The cargo includes six new lithium-ion batteries needed to complete an overall update of the station’s electrical system. The batteries and corresponding adapter plates will replace aging nickel-hydrogen batteries for two power channels on the station’s far starboard truss segment (S6) through a series of spacewalks by the station’s crew members planned for later this year. This is the final set of new batteries to be launched to the station as part of an overall upgrade of its power system that began in January 2017. Learn more about the science experiments and technology heading to station here.
At the time of launch, the International Space Station will be flying about 256 statute miles over the Atlantic Ocean just off the southern coast of Brazil.
NASA has begun live launch coverage of the Japanese cargo spacecraft carrying more than four tons of supplies, water, spare parts and experiment hardware for the Expedition 63 crew aboard the International Space Station. Watch live on NASA TV and the agency’s website.
The H-II Transport Vehicle-9 (HTV-9) spacecraft is scheduled to launch on a Japanese H-IIB rocket at 1:31 p.m. (2:31 a.m. Thursday, May 21, Japan time) from the Tanegashima Space Center in southern Japan.
This will be the final flight of this class of resupply spacecraft, named “Kounotori” – the Japanese word for white stork. The cargo craft launched on its maiden mission to the orbiting laboratory in September 2009. JAXA is developing a new class of HTV vehicles that will provide a reusable pressurized cargo section and the ability to carry more cargo due to its lighter weight. The new HTV-X vehicles will dock automatically to the station’s International Docking Adapters with the first flight scheduled in 2022.
Learn more about the science experiments and technology heading to station here.
Flying robots and ultrasound eye scans were the top science activities aboard the International Space Station today. The Expedition 63 crew also serviced a variety of lab hardware and tested a wearable health monitor.

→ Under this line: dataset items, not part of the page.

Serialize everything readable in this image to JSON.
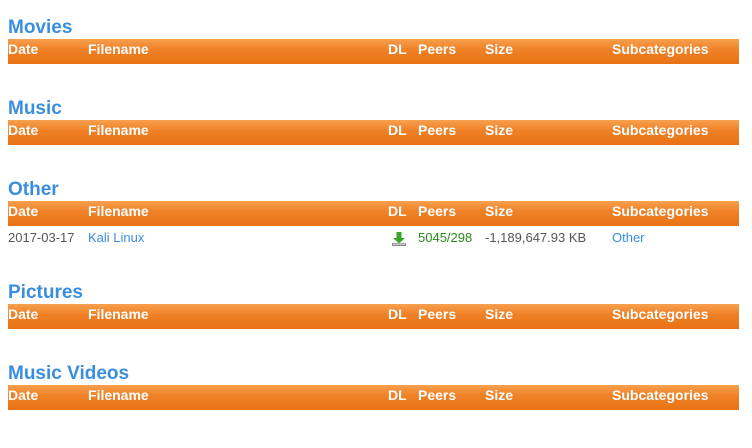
{
  "columns": {
    "date": "Date",
    "filename": "Filename",
    "dl": "DL",
    "peers": "Peers",
    "size": "Size",
    "subcategories": "Subcategories"
  },
  "sections": [
    {
      "title": "Movies",
      "rows": []
    },
    {
      "title": "Music",
      "rows": []
    },
    {
      "title": "Other",
      "rows": [
        {
          "date": "2017-03-17",
          "filename": "Kali Linux",
          "dl_icon": "download-arrow-icon",
          "peers": "5045/298",
          "size": "-1,189,647.93 KB",
          "subcategory": "Other"
        }
      ]
    },
    {
      "title": "Pictures",
      "rows": []
    },
    {
      "title": "Music Videos",
      "rows": []
    }
  ],
  "colors": {
    "heading": "#3a8ee0",
    "header_bg": "#f08228",
    "peers": "#2a8a1a",
    "link": "#3a8ee0"
  }
}
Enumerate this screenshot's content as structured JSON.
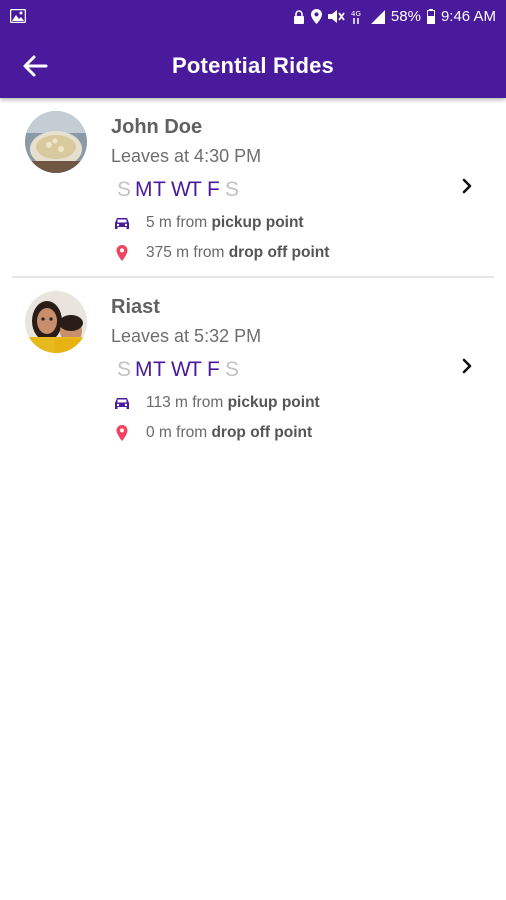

Free-flying robotic assistants called AstroBees were checked out as Commander Chris Cassidy once again tested their ability to autonomously navigate the orbiting lab. The veteran astronaut then shut down and docked the small cube-shaped devices inside the Kibo laboratory module from JAXA (Japan Aerospace Exploration Agency).
Students on Earth will soon get a chance to “test-drive” the Astrobees in a competition for the best program to control the robotic devices. Researchers are also exploring the Astrobees’ potential to perform routine station duties so the crew has more time for critical science.
Cassidy also tackled more mundane tasks during the morning as he worked on space plumbing duties in the Kibo lab. The commander wiped leaking water and inspected plumbing connections in Kibo’s Water Recovery System.
In the afternoon, Cassidy had his eyes scanned by three-time station Flight Engineer Anatoly Ivanishin using an ultrasound device. The ultrasound exam, with real-time inputs from doctors on the ground, looks at the health of the retina, cornea and optic nerve.
Ivanishin started his workday swapping fuel bottles inside the Combustion Integrated Rack which enables safe studies of fuels, flames and soot in microgravity. First-time space flyer Ivan Vagner worked during the morning on Russian power supply systems before servicing water tanks in the Zvezda service module. Just after lunchtime, Vagner attached the Holter Monitor, a non-invasive medical device, to his chest that will measure his heart’s electrical activity.